The following month, the company announced that pins would now be shipping in mid-April. It was a slight delay from the original March ship date, though Chaudhri offers something of a Bill Clinton-style “it depends on what your definition of ‘is’ is” answer. The company, he suggests, defines “shipping” as leaving the factory, rather than the more industry-standard definition of shipping to customers.
“We said we were shipping in March and we are shipping in March,” he says. The devices leave the factory. The rest is on the U.S. government and how long they take when they hold things in place — tariffs and regulations and other stuff.”
Money moves
No one invests $230 million in a startup out of the goodness of their heart. Sooner or later, backers will be looking for a return. Integral to Humane’s path to positive cashflow is a subscription service that’s required to use the thing. The $699 price tag comes with 90 days free, then after that, you’re on the hook for $24 a month.

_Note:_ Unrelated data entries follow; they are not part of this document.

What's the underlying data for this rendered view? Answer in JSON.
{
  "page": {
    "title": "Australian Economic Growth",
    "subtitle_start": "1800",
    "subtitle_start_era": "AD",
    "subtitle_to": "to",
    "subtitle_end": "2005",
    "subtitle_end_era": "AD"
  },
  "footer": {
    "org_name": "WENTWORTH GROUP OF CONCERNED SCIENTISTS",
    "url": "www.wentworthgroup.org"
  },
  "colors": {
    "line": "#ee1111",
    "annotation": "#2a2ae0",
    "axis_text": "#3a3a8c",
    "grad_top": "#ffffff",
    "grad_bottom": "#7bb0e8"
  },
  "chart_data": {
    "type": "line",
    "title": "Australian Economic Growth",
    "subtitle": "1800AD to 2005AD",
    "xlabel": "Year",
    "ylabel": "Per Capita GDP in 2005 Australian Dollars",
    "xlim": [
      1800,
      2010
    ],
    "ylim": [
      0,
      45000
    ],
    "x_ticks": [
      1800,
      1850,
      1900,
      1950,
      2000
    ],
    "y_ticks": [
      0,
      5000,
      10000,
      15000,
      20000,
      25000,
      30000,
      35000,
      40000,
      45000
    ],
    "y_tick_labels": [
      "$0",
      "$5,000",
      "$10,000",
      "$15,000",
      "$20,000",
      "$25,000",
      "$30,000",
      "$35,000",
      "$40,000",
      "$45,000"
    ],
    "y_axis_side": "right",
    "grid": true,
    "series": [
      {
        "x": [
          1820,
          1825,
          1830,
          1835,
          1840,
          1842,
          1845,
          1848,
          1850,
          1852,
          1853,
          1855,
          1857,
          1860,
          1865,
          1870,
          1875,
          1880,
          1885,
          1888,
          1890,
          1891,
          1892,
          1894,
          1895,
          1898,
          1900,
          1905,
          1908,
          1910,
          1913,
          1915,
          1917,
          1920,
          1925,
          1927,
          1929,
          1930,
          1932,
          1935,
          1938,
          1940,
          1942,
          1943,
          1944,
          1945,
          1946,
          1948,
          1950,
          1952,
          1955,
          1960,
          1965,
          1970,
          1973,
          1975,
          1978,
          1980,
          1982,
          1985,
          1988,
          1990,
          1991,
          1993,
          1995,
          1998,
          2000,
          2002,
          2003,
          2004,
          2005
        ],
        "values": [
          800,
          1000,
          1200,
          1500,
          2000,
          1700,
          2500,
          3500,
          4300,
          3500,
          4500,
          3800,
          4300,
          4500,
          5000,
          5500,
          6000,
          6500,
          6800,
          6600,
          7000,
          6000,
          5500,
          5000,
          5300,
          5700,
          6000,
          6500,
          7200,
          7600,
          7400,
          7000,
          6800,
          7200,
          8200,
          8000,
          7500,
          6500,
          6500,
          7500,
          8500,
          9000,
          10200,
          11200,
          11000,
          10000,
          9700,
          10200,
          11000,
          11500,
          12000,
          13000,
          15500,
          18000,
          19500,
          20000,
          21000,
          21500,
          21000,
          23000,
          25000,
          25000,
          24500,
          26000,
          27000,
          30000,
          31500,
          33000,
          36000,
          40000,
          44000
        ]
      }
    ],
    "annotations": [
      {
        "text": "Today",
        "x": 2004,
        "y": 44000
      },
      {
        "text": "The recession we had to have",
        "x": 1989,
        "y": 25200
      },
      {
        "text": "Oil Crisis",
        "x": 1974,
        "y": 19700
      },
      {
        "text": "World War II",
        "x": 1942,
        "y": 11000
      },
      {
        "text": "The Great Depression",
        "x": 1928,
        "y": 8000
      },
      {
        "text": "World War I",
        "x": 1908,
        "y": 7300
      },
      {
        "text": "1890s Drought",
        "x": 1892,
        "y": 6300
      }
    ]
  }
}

That fee brings talk, text and data from T-Mobile, cloud storage and — most critically — access to the Ai Bus, which is foundational to the device’s operation. Humane describes it thusly, “An entirely new AI software framework, the Ai Bus, brings Ai Pin to life and removes the need to download, manage, or launch apps. Instead, it quickly understands what you need, connecting you to the right AI experience or service instantly.”
Investors, of course, love to hear about subscriptions. Hell, even Apple relies on service revenue for growth as hardware sales have slowed.
Bongiorno alludes to internal projections for revenue, but won’t go into specifics for the timeline. She adds that the company has also discussed an eventual path to IPO even at this early stage in the process.
“If we weren’t, that would not be responsible for any company,” she says. “These are things that we care deeply about. Our vision for Humane from the beginning was that we wanted to build a company where we could build a lot of things. This is our first product, and we have a large roadmap that Imran is really passionate about of where we want to go.”
Chaudhri adds that the company “graduated beyond sketches” for those early products. “We’ve got some early photos of things that we’re thinking about, some concept pieces and some stuff that’s a lot more refined than those sketches when it was a one-man team. We are pretty passionate about the AI space and what it actually means to productize AI.”